When can you start exercising?
This varies from person to person. The first 3 - 8 weeks after childbirth should focus on bonding with your baby and establishing routines. Go for walks if it feels ok and rest when the baby is asleep.
Pelvic floor exercises
Around three weeks after giving birth you can start doing pelvic floor exercises. Pelvic floor exercises are just as important whether you had a vaginal or caesarean delivery. A tip is to alternate between tightening the muscles for short and long intervals. Your pelvic floor sessions should be short, but can be done several times a day. Do the exercises in different positions: lying down, standing, on all fours. Think of the whole pelvic floor area as a unit when you tighten the muscles. The urinary, vaginal, and anal openings should interact. So, the advice to tighten your muscles as if you needed to urinate is not really correct unless the aim is to only practise ’closing’ the urethra. The feeling should be of lifting the pelvic floor within your body.
Many women have pelvic floor muscles that are over-tense. It’s a good idea to actively relax the area, perhaps while you nurse or when you are resting. There are many useful apps with exercises and information about the pelvic floor area.

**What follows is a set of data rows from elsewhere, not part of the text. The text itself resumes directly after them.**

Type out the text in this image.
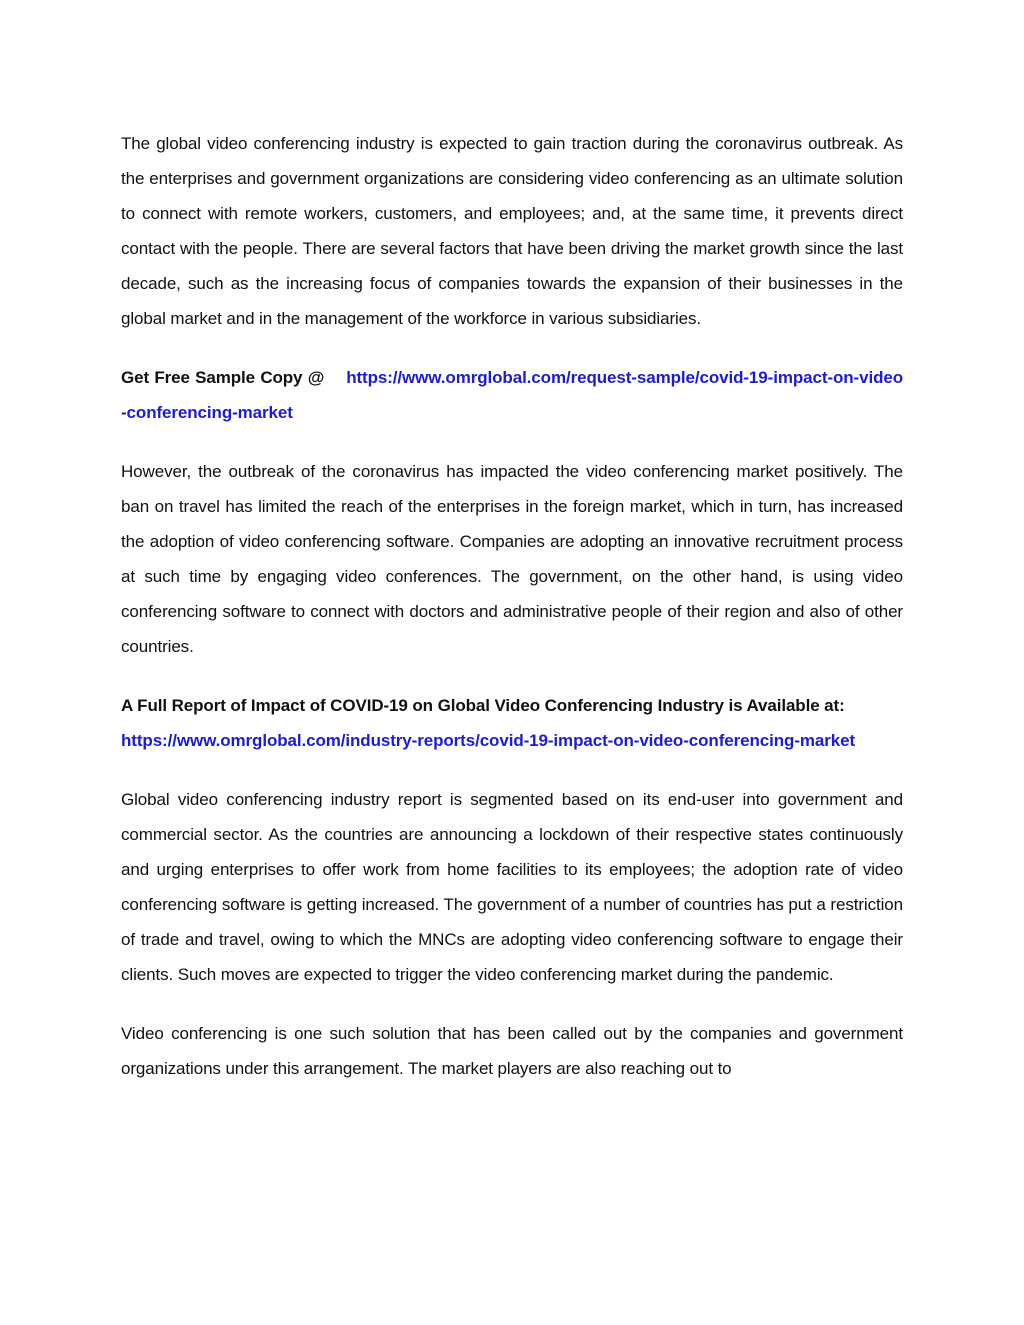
The global video conferencing industry is expected to gain traction during the coronavirus outbreak. As the enterprises and government organizations are considering video conferencing as an ultimate solution to connect with remote workers, customers, and employees; and, at the same time, it prevents direct contact with the people. There are several factors that have been driving the market growth since the last decade, such as the increasing focus of companies towards the expansion of their businesses in the global market and in the management of the workforce in various subsidiaries.

Get Free Sample Copy @ https://www.omrglobal.com/request-sample/covid-19-impact-on-video-conferencing-market

However, the outbreak of the coronavirus has impacted the video conferencing market positively. The ban on travel has limited the reach of the enterprises in the foreign market, which in turn, has increased the adoption of video conferencing software. Companies are adopting an innovative recruitment process at such time by engaging video conferences. The government, on the other hand, is using video conferencing software to connect with doctors and administrative people of their region and also of other countries.

A Full Report of Impact of COVID-19 on Global Video Conferencing Industry is Available at:

https://www.omrglobal.com/industry-reports/covid-19-impact-on-video-conferencing-market

Global video conferencing industry report is segmented based on its end-user into government and commercial sector. As the countries are announcing a lockdown of their respective states continuously and urging enterprises to offer work from home facilities to its employees; the adoption rate of video conferencing software is getting increased. The government of a number of countries has put a restriction of trade and travel, owing to which the MNCs are adopting video conferencing software to engage their clients. Such moves are expected to trigger the video conferencing market during the pandemic.

Video conferencing is one such solution that has been called out by the companies and government organizations under this arrangement. The market players are also reaching out to
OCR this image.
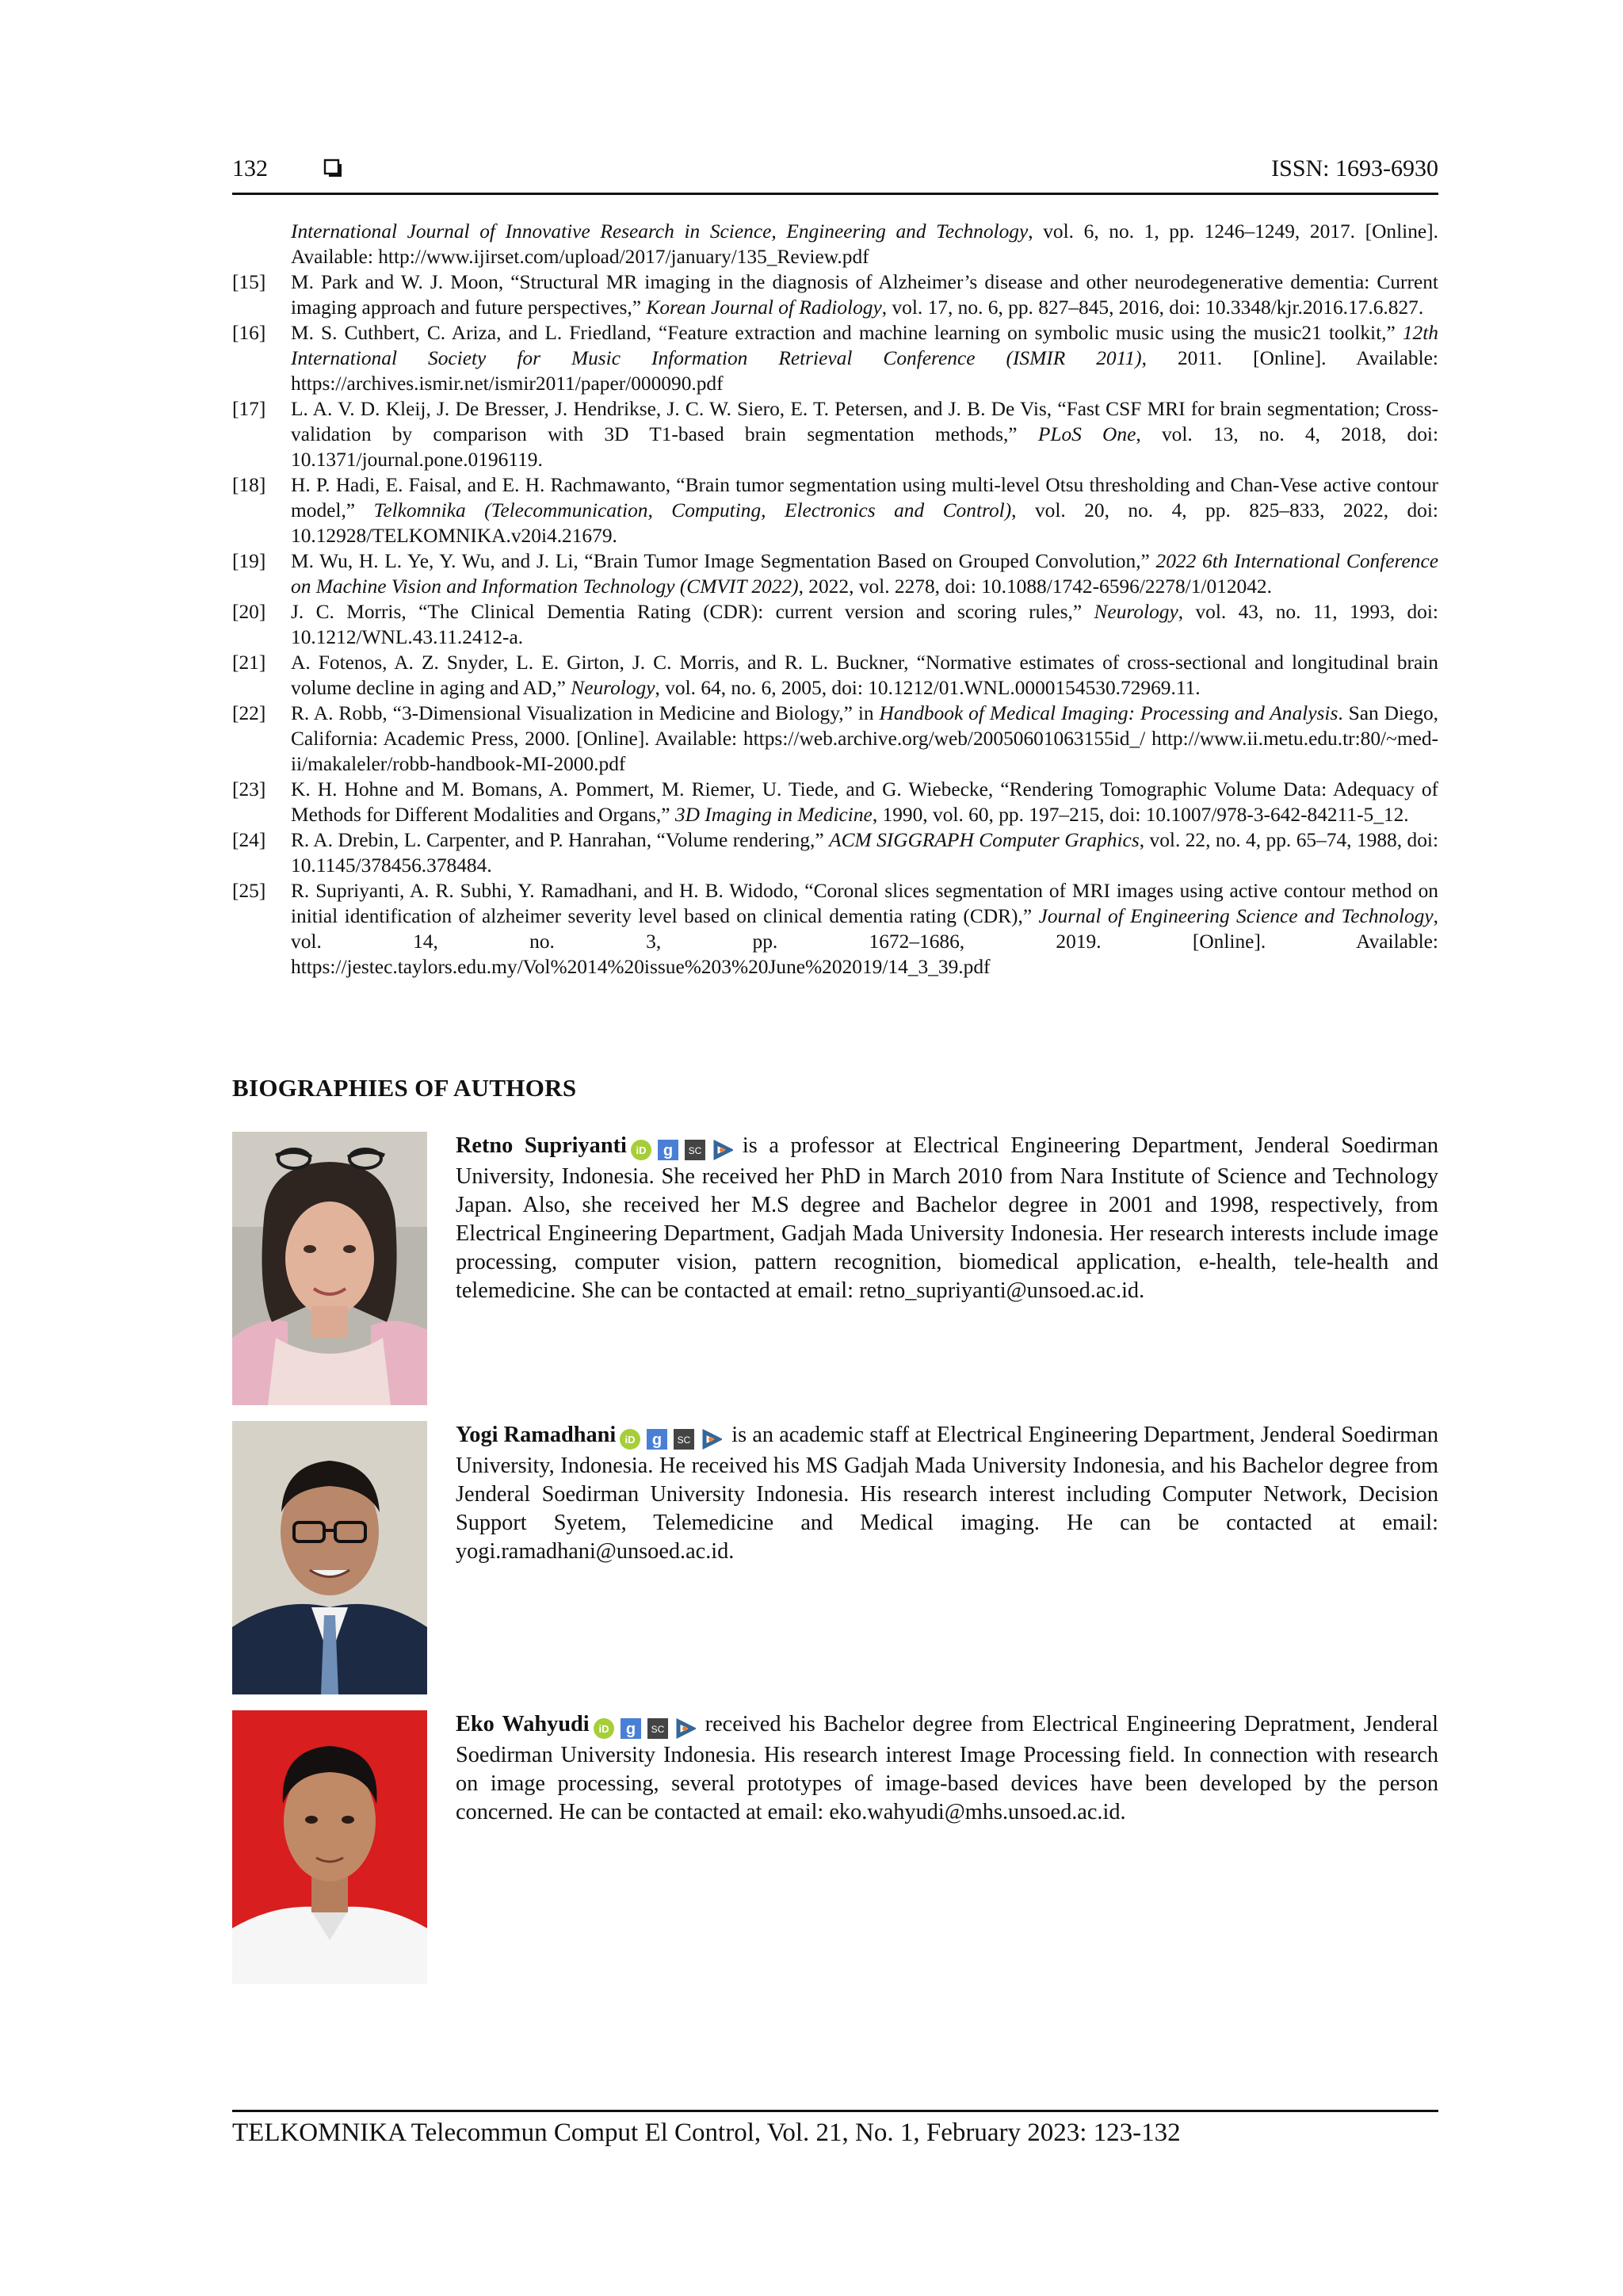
132	ISSN: 1693-6930
International Journal of Innovative Research in Science, Engineering and Technology, vol. 6, no. 1, pp. 1246–1249, 2017. [Online]. Available: http://www.ijirset.com/upload/2017/january/135_Review.pdf
[15] M. Park and W. J. Moon, “Structural MR imaging in the diagnosis of Alzheimer’s disease and other neurodegenerative dementia: Current imaging approach and future perspectives,” Korean Journal of Radiology, vol. 17, no. 6, pp. 827–845, 2016, doi: 10.3348/kjr.2016.17.6.827.
[16] M. S. Cuthbert, C. Ariza, and L. Friedland, “Feature extraction and machine learning on symbolic music using the music21 toolkit,” 12th International Society for Music Information Retrieval Conference (ISMIR 2011), 2011. [Online]. Available: https://archives.ismir.net/ismir2011/paper/000090.pdf
[17] L. A. V. D. Kleij, J. De Bresser, J. Hendrikse, J. C. W. Siero, E. T. Petersen, and J. B. De Vis, “Fast CSF MRI for brain segmentation; Cross-validation by comparison with 3D T1-based brain segmentation methods,” PLoS One, vol. 13, no. 4, 2018, doi: 10.1371/journal.pone.0196119.
[18] H. P. Hadi, E. Faisal, and E. H. Rachmawanto, “Brain tumor segmentation using multi-level Otsu thresholding and Chan-Vese active contour model,” Telkomnika (Telecommunication, Computing, Electronics and Control), vol. 20, no. 4, pp. 825–833, 2022, doi: 10.12928/TELKOMNIKA.v20i4.21679.
[19] M. Wu, H. L. Ye, Y. Wu, and J. Li, “Brain Tumor Image Segmentation Based on Grouped Convolution,” 2022 6th International Conference on Machine Vision and Information Technology (CMVIT 2022), 2022, vol. 2278, doi: 10.1088/1742-6596/2278/1/012042.
[20] J. C. Morris, “The Clinical Dementia Rating (CDR): current version and scoring rules,” Neurology, vol. 43, no. 11, 1993, doi: 10.1212/WNL.43.11.2412-a.
[21] A. Fotenos, A. Z. Snyder, L. E. Girton, J. C. Morris, and R. L. Buckner, “Normative estimates of cross-sectional and longitudinal brain volume decline in aging and AD,” Neurology, vol. 64, no. 6, 2005, doi: 10.1212/01.WNL.0000154530.72969.11.
[22] R. A. Robb, “3-Dimensional Visualization in Medicine and Biology,” in Handbook of Medical Imaging: Processing and Analysis. San Diego, California: Academic Press, 2000. [Online]. Available: https://web.archive.org/web/20050601063155id_/ http://www.ii.metu.edu.tr:80/~med-ii/makaleler/robb-handbook-MI-2000.pdf
[23] K. H. Hohne and M. Bomans, A. Pommert, M. Riemer, U. Tiede, and G. Wiebecke, “Rendering Tomographic Volume Data: Adequacy of Methods for Different Modalities and Organs,” 3D Imaging in Medicine, 1990, vol. 60, pp. 197–215, doi: 10.1007/978-3-642-84211-5_12.
[24] R. A. Drebin, L. Carpenter, and P. Hanrahan, “Volume rendering,” ACM SIGGRAPH Computer Graphics, vol. 22, no. 4, pp. 65–74, 1988, doi: 10.1145/378456.378484.
[25] R. Supriyanti, A. R. Subhi, Y. Ramadhani, and H. B. Widodo, “Coronal slices segmentation of MRI images using active contour method on initial identification of alzheimer severity level based on clinical dementia rating (CDR),” Journal of Engineering Science and Technology, vol. 14, no. 3, pp. 1672–1686, 2019. [Online]. Available: https://jestec.taylors.edu.my/Vol%2014%20issue%203%20June%202019/14_3_39.pdf
BIOGRAPHIES OF AUTHORS
Retno Supriyanti iD g SC is a professor at Electrical Engineering Department, Jenderal Soedirman University, Indonesia. She received her PhD in March 2010 from Nara Institute of Science and Technology Japan. Also, she received her M.S degree and Bachelor degree in 2001 and 1998, respectively, from Electrical Engineering Department, Gadjah Mada University Indonesia. Her research interests include image processing, computer vision, pattern recognition, biomedical application, e-health, tele-health and telemedicine. She can be contacted at email: retno_supriyanti@unsoed.ac.id.
Yogi Ramadhani iD g SC is an academic staff at Electrical Engineering Department, Jenderal Soedirman University, Indonesia. He received his MS Gadjah Mada University Indonesia, and his Bachelor degree from Jenderal Soedirman University Indonesia. His research interest including Computer Network, Decision Support Syetem, Telemedicine and Medical imaging. He can be contacted at email: yogi.ramadhani@unsoed.ac.id.
Eko Wahyudi iD g SC received his Bachelor degree from Electrical Engineering Depratment, Jenderal Soedirman University Indonesia. His research interest Image Processing field. In connection with research on image processing, several prototypes of image-based devices have been developed by the person concerned. He can be contacted at email: eko.wahyudi@mhs.unsoed.ac.id.
TELKOMNIKA Telecommun Comput El Control, Vol. 21, No. 1, February 2023: 123-132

Exercises for the new mother
Time to start exercising? You’re comfortable in your role as a mother, you’ve established new routines, and if you had a caesarean section, it should have healed. You may have been for a postnatal check-up and been given the go-ahead from your midwife to start exercising. Start gently and listen to your body. Work with breathing and avoid using heavy weights. Start by strengthening the back of your body: bottom, back, and shoulders. Here are three good exercises to start with.
Start by doing 6-10 repetitions of each exercise, building up to 2-4 sets of exercises, either one after another or one at a time. It’s important that you don’t experience any pain or discomfort during or after the exercise.
Good luck!
Exercise 1 – Knee bend against chair
Come close to the seat and imagine that you’re going to sit on the chair. Stand with your feet at hip width (or slightly less) apart, push your bottom back a little when you sit down, and then push “through” your heels to stand back up. Feel the whole foot against the floor, but have most of the weight on the heels. Lower yourself slowly and tighten your bottom on the way up.